Why I won’t make a home movie with Johnny Depp

Some actors seem willing to appear in almost anything – and may even take a quiet pride in their ability to lift a so-so script or story line. If you have your doubts about this idea, you might seek out the prolific Michael Caine’s performance as ‘uncle Mathew’ in the 1984 film Blame it on Rio.

When performances like that are one of hundreds, it doesn’t matter so much. It’s why Derek Jacobi can say things like ‘iggle onk, they’re going to catch the Ninky Nonk’ on CBeebies In The Night Garden without getting typecast away from Shakespeare.

Johnny Depp’s not been like that, though. In a career tightly managed for quality of output, he’s chosen carefully – from Edward Scissorhands onwards, I would have challenged you to find a misstep.

Till now, that is. As a fan, I’m going to blame his dog-collection, but most people aren’t.

Last year he arrived in Australia by private jet, and as is now well known, with him and newish-wife Amber Heard were the patter of little feet – Yorkshire Terriers, Boo and Pistol.

As B’n’P weren’t declared, this put the actors on the wrong side of Australia’s import laws.

What followed was – how to put it nicely? – not very well curated.

There was Depp’s remark at the Venice Film Festival, directed at Australia’s deputy-PM: ‘I killed my dogs and ate them, under direct orders of some kind of, I don’t know, sweaty, big-gutted man from Australia.’
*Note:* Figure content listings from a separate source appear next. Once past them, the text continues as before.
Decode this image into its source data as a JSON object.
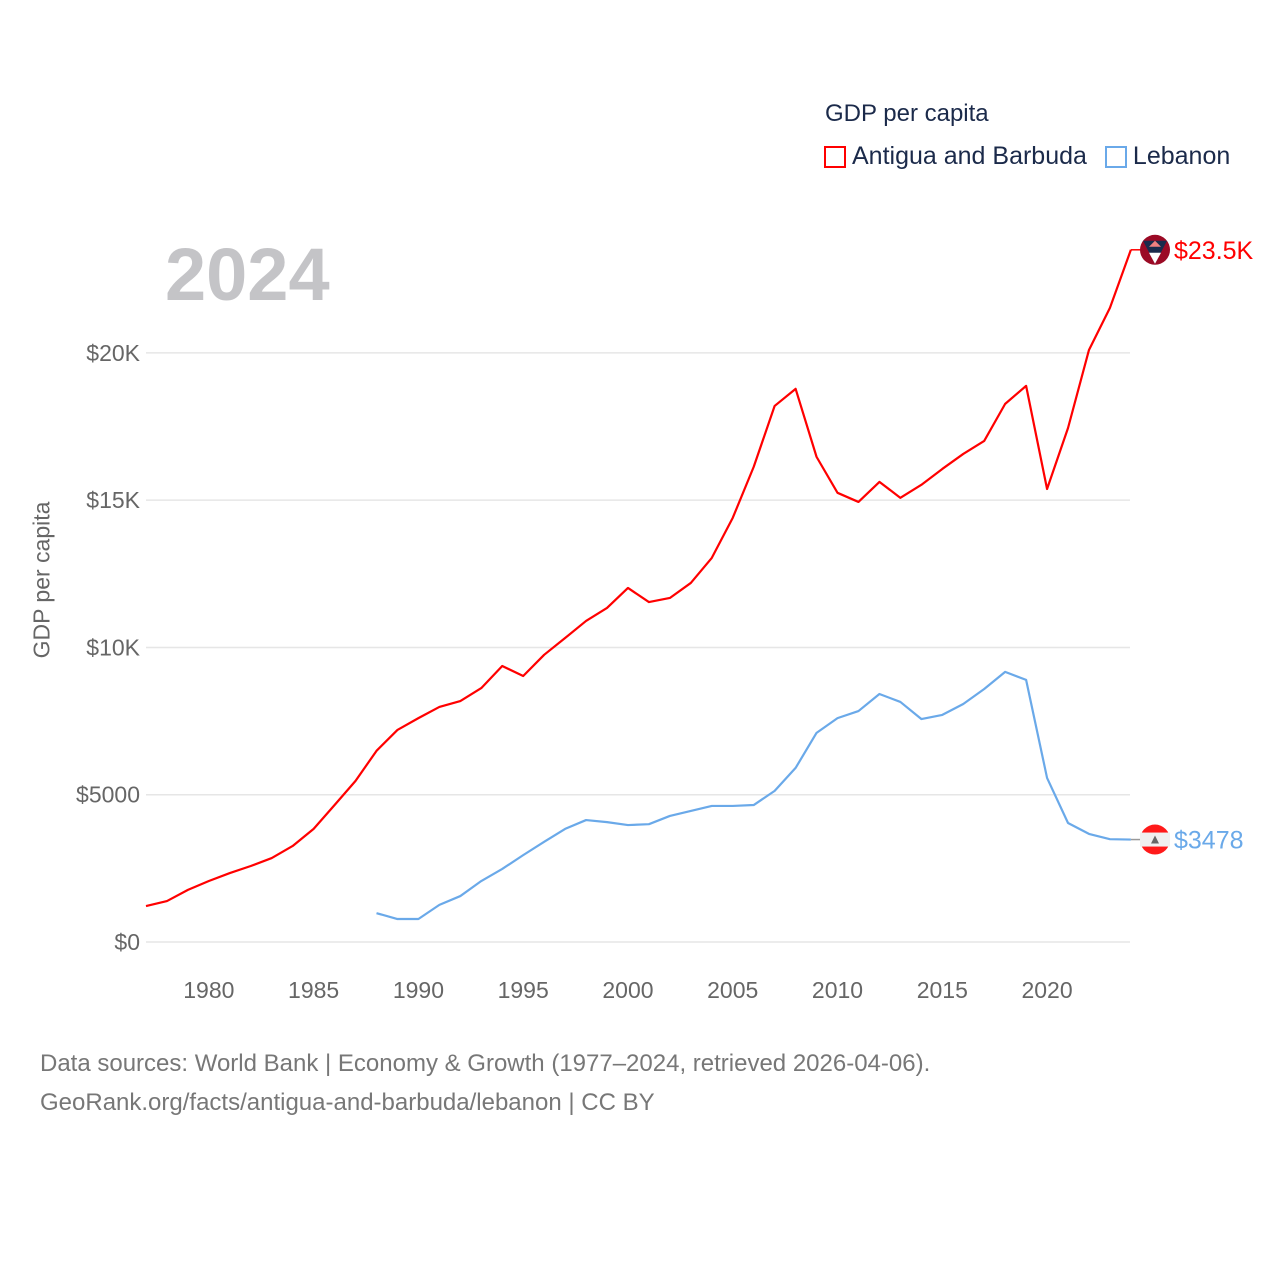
{
  "legend": {
    "title": "GDP per capita",
    "items": [
      {
        "label": "Antigua and Barbuda",
        "color": "#ff0000"
      },
      {
        "label": "Lebanon",
        "color": "#6aa9e9"
      }
    ]
  },
  "year_label": "2024",
  "source": {
    "line1": "Data sources: World Bank | Economy & Growth (1977–2024, retrieved 2026-04-06).",
    "line2": "GeoRank.org/facts/antigua-and-barbuda/lebanon | CC BY"
  },
  "chart_data": {
    "type": "line",
    "title": "GDP per capita",
    "xlabel": "",
    "ylabel": "GDP per capita",
    "xlim": [
      1977,
      2024
    ],
    "ylim": [
      0,
      24000
    ],
    "grid": true,
    "legend_placement": "top-right",
    "x_ticks": [
      1980,
      1985,
      1990,
      1995,
      2000,
      2005,
      2010,
      2015,
      2020
    ],
    "y_ticks": [
      {
        "value": 0,
        "label": "$0"
      },
      {
        "value": 5000,
        "label": "$5000"
      },
      {
        "value": 10000,
        "label": "$10K"
      },
      {
        "value": 15000,
        "label": "$15K"
      },
      {
        "value": 20000,
        "label": "$20K"
      }
    ],
    "series": [
      {
        "name": "Antigua and Barbuda",
        "color": "#ff0000",
        "end_label": "$23.5K",
        "start_year": 1977,
        "values": [
          1220,
          1390,
          1770,
          2070,
          2340,
          2580,
          2850,
          3260,
          3840,
          4650,
          5470,
          6490,
          7200,
          7600,
          7980,
          8180,
          8620,
          9370,
          9030,
          9750,
          10320,
          10900,
          11340,
          12020,
          11540,
          11680,
          12190,
          13040,
          14400,
          16130,
          18200,
          18780,
          16470,
          15250,
          14940,
          15620,
          15080,
          15520,
          16060,
          16570,
          17010,
          18270,
          18880,
          15380,
          17450,
          20100,
          21530,
          23500
        ]
      },
      {
        "name": "Lebanon",
        "color": "#6aa9e9",
        "end_label": "$3478",
        "start_year": 1988,
        "values": [
          980,
          780,
          780,
          1260,
          1560,
          2070,
          2480,
          2950,
          3400,
          3840,
          4140,
          4070,
          3970,
          4000,
          4280,
          4450,
          4620,
          4620,
          4650,
          5130,
          5910,
          7100,
          7600,
          7840,
          8420,
          8150,
          7570,
          7710,
          8080,
          8590,
          9170,
          8900,
          5570,
          4040,
          3670,
          3490,
          3478
        ]
      }
    ]
  }
}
Not in his usual class, but worse was to come.

This week a home video surfaced online of Depp and Heard in which both talk to camera about the uniqueness of Australia and the need to ‘declare everything.’ While she looks like she might be relishing the experience, he seems distinctly uncomfortable and the whole thing has been panned by the critics.

It may be that it was part of the deal that saw an end to Depp and Heard’s legal probs. But this cringeworthy 30 seconds of incredibly badly lit film is now everywhere. The BBC website, Twitter, CNN – and it has been widely mocked.

And as he just has that smallish number of well-chosen films – no Blame it on Rio – this performance stands out a mile.

There’s a reputation lesson here, and as a fan I hope Depp learns it – he otherwise risks being portrayed as a chap living out a bit of a mid-life crisis. A case of the small dogs becoming a big problem.

Put simply, it’s a warning to anyone thinking of putting video content online – it could end up everywhere. Once your content is out there you can’t control how far it spreads, or how people react to it – like a bag of dropped icing sugar (if you’re curious, really only try this outside).

So, if you’re going to produce media as part of a marketing strategy (or if you’ve been illegally importing animals on private jets), it needs the same attention to detail – the same judgement – as any project you want to do.

The rest of us may not be stars (you know, ‘yet’), but a glance at the news shows the list of things we can be sure are private is fast-vanishing.

So aside from considering the old advice about avoiding work with animals and children, we should all (apart from Michael Caine, that is) be modelling ourselves on the pre-pooch-gate Depp and choose our performances with care.